Radiovaldo Costa, diretor de comunicação do Sindipetro-BA
Prestes a completar 48 anos de existência, a Fábrica de Fertilizantes Nitrogenados da Bahia (Fafen-BA), localizada no Polo Petroquímico de Camaçari, na Região Metropolitana de Salvador (RMS), teve a sua paralisação decretada pela Petrobras em março do ano passado. No entanto, devido a movimentação de sindicatos, trabalhadores e autoridades, a decisão foi adiada pela terceira vez.

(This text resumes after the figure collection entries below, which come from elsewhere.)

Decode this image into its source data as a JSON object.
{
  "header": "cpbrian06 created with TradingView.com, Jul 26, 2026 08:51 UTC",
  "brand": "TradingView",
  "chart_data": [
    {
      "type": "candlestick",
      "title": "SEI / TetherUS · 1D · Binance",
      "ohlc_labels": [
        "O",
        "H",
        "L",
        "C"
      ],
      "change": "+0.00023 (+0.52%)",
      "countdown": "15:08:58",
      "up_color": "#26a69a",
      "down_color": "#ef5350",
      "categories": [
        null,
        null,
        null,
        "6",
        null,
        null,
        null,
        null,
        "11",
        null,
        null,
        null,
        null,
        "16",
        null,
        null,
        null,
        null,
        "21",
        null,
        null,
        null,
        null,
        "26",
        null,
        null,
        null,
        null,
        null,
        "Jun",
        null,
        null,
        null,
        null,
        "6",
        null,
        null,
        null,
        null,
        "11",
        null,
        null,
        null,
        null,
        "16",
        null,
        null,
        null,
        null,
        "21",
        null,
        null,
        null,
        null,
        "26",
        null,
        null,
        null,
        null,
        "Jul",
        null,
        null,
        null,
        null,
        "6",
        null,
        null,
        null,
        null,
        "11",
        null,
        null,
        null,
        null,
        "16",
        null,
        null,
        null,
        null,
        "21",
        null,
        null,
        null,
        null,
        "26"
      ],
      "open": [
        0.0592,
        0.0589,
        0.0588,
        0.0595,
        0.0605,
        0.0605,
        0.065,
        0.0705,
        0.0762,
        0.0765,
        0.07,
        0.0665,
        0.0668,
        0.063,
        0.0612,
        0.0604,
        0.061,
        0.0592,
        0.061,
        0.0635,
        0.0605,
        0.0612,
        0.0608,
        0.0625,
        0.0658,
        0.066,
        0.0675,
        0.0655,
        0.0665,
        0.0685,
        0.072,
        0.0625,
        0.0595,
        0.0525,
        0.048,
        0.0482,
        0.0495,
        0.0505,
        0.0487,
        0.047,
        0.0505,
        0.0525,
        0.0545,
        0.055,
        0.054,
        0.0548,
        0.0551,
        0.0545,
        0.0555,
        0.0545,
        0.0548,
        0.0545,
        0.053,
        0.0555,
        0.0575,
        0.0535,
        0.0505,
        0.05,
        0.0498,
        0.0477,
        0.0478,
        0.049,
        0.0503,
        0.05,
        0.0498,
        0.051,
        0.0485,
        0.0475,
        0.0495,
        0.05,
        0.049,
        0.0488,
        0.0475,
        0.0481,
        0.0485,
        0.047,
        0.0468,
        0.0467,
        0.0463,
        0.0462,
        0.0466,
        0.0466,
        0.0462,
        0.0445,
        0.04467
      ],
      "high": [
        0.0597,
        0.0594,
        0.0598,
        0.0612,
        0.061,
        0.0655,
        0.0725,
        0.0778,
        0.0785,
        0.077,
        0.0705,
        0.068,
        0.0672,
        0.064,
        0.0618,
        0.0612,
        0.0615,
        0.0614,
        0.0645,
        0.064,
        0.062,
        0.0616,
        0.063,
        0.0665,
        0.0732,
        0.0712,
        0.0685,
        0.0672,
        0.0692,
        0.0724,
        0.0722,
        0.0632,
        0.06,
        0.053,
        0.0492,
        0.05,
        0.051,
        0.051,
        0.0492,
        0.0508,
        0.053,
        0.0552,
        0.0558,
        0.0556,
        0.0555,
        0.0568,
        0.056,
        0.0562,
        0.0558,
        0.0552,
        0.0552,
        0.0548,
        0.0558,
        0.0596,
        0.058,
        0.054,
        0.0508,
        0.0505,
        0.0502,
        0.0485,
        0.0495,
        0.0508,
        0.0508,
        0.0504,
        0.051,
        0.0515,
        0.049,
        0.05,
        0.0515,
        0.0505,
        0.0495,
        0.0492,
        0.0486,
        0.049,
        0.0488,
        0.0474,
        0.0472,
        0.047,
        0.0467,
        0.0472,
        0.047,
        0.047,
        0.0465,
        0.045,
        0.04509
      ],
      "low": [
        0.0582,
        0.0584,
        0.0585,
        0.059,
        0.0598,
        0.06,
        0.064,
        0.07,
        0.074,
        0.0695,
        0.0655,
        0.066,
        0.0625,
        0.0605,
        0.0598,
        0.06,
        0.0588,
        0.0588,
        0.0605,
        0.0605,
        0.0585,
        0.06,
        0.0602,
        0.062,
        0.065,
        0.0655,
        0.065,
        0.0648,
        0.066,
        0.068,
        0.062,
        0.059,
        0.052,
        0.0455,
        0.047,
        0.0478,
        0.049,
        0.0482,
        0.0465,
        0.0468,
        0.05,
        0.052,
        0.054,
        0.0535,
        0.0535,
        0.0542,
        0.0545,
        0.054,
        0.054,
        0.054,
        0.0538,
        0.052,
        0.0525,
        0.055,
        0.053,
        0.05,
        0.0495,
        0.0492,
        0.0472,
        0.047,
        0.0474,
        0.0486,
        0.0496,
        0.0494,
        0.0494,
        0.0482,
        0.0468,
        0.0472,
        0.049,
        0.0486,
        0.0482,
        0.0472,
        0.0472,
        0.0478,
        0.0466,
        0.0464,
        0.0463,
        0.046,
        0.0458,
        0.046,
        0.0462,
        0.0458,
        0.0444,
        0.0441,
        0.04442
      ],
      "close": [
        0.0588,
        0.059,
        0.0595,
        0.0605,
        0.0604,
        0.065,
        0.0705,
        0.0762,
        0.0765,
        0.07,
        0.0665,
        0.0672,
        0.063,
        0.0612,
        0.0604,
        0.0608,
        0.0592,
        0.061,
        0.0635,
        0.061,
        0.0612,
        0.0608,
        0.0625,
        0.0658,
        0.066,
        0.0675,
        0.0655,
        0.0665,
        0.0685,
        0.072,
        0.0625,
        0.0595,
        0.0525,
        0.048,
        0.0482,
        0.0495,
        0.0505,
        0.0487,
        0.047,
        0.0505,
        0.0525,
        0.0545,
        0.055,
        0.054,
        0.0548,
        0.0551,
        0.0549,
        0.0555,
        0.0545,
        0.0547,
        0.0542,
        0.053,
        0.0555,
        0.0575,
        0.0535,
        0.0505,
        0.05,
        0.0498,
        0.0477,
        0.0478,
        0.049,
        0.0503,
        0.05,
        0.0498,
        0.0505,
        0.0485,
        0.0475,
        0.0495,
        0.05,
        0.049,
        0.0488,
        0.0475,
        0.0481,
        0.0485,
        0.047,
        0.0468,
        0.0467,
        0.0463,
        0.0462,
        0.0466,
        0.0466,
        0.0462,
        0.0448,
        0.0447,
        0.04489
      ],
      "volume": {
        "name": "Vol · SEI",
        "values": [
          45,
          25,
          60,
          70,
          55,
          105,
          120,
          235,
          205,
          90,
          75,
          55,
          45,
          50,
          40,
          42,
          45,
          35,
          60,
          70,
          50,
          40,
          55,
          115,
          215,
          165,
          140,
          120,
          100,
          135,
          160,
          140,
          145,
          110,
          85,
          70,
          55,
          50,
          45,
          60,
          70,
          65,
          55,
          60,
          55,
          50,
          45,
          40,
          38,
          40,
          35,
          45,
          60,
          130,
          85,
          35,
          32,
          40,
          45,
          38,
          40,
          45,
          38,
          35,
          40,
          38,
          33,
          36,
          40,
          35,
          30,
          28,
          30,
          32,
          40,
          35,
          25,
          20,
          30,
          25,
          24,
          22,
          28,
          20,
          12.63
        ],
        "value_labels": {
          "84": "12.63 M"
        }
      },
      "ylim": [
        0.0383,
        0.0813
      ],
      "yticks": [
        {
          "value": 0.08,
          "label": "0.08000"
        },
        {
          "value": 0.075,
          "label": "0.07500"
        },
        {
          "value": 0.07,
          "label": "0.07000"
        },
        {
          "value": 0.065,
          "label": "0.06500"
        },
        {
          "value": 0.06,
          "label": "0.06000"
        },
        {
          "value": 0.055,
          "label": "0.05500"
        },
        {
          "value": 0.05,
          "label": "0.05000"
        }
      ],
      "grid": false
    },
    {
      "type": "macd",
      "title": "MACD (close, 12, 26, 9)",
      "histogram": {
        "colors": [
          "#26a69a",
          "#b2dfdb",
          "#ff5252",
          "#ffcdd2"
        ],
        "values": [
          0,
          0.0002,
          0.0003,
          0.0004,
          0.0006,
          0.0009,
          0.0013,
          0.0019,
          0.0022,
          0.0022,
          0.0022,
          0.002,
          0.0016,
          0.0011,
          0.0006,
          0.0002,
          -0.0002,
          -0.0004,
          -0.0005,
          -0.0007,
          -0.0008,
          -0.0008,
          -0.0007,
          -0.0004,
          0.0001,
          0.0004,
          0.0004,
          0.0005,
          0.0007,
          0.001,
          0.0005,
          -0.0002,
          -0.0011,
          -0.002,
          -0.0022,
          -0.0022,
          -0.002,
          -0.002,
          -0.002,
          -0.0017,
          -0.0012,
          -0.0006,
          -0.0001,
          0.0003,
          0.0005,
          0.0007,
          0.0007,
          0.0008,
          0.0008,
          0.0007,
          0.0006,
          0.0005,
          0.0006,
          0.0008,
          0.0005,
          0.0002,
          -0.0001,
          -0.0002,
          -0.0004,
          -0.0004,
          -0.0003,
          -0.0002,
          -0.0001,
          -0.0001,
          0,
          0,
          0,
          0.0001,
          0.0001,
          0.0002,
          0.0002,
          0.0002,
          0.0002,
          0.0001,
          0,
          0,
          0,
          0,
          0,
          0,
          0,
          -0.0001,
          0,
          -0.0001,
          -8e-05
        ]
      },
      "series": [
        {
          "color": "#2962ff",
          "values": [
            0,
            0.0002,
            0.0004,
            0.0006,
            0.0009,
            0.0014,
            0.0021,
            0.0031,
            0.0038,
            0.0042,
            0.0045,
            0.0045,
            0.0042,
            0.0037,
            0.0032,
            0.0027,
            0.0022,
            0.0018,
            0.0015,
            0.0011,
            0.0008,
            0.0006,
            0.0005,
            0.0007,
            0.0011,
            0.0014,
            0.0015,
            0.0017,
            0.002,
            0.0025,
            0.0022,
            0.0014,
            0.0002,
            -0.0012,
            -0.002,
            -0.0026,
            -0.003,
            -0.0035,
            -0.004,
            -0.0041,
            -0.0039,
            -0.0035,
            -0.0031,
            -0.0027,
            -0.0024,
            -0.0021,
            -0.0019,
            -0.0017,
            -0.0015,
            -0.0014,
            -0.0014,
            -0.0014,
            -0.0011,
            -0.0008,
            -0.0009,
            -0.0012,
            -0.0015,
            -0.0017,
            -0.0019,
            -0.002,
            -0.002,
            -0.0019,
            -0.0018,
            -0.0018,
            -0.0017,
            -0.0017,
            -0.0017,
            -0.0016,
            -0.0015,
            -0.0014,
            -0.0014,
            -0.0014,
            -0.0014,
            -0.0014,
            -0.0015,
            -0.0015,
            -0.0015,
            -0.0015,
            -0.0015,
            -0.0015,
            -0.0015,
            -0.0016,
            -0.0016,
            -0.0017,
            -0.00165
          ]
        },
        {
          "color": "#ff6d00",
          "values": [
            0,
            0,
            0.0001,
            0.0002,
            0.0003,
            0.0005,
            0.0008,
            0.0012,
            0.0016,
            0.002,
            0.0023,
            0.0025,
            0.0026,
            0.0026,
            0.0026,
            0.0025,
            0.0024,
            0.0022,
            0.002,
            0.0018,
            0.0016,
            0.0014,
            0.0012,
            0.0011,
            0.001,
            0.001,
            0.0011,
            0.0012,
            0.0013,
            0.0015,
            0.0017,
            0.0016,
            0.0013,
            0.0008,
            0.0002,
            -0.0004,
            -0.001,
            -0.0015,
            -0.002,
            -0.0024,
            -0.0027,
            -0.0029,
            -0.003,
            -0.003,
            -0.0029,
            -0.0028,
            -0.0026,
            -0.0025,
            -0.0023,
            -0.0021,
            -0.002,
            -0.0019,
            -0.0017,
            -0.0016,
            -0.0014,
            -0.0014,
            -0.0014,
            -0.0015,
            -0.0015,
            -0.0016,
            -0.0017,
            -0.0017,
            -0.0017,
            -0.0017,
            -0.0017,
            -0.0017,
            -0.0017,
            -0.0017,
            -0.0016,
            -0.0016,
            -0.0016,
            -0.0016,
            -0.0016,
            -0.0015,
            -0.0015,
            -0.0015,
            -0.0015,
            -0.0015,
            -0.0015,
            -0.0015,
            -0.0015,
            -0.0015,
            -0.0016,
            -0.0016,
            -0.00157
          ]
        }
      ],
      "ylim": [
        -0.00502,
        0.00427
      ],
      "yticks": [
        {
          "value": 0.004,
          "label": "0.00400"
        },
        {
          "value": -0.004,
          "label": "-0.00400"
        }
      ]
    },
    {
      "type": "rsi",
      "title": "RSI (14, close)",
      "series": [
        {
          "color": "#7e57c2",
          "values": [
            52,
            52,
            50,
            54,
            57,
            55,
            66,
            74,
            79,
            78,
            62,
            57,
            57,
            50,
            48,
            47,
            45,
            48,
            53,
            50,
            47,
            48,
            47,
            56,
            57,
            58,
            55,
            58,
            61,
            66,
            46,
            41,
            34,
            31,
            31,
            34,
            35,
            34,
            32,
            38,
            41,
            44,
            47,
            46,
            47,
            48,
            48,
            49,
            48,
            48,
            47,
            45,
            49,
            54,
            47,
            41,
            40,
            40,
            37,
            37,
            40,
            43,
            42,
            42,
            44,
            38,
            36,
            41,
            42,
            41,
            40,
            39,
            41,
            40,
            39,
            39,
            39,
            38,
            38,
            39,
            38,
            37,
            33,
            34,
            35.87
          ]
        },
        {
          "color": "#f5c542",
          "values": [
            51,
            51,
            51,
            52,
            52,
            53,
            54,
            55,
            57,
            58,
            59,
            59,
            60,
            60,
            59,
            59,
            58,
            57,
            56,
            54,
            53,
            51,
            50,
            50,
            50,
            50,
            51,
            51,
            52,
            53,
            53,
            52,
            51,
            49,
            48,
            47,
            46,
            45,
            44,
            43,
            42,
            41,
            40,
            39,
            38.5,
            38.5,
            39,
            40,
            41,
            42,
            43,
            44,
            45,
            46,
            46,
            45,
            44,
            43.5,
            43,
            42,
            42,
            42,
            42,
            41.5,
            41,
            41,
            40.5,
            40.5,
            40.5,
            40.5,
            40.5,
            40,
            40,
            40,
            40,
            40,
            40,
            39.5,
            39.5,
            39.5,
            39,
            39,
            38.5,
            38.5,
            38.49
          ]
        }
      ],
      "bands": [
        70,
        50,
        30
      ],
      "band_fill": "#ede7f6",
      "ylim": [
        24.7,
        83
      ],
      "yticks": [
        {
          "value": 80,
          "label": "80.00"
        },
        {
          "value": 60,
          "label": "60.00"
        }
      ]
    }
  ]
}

Isso porque a Justiça Federal concedeu uma liminar que proibiu o fechamento da unidade no último dia 31. A decisão judicial saiu após ação do Sindicato das Indústrias de Produtos Químicos para Fins Industriais, Petroquímicas e de Resinas Sintéticas de Camaçari, Candeias e Dias D'Ávila (Sinpeq). De acordo com o diretor de comunicação do Sindicato dos Petroleiros (Sindipetro-BA), Radiovaldo Costa, o fechamento da Fafen-BA será um grande prejuízo para o estado. Além do forte impacto na economia, o diretor também considerou preocupante a eliminação dos postos de trabalho. "O fechamento vai gerar um impacto negativo em cadeia", destaca.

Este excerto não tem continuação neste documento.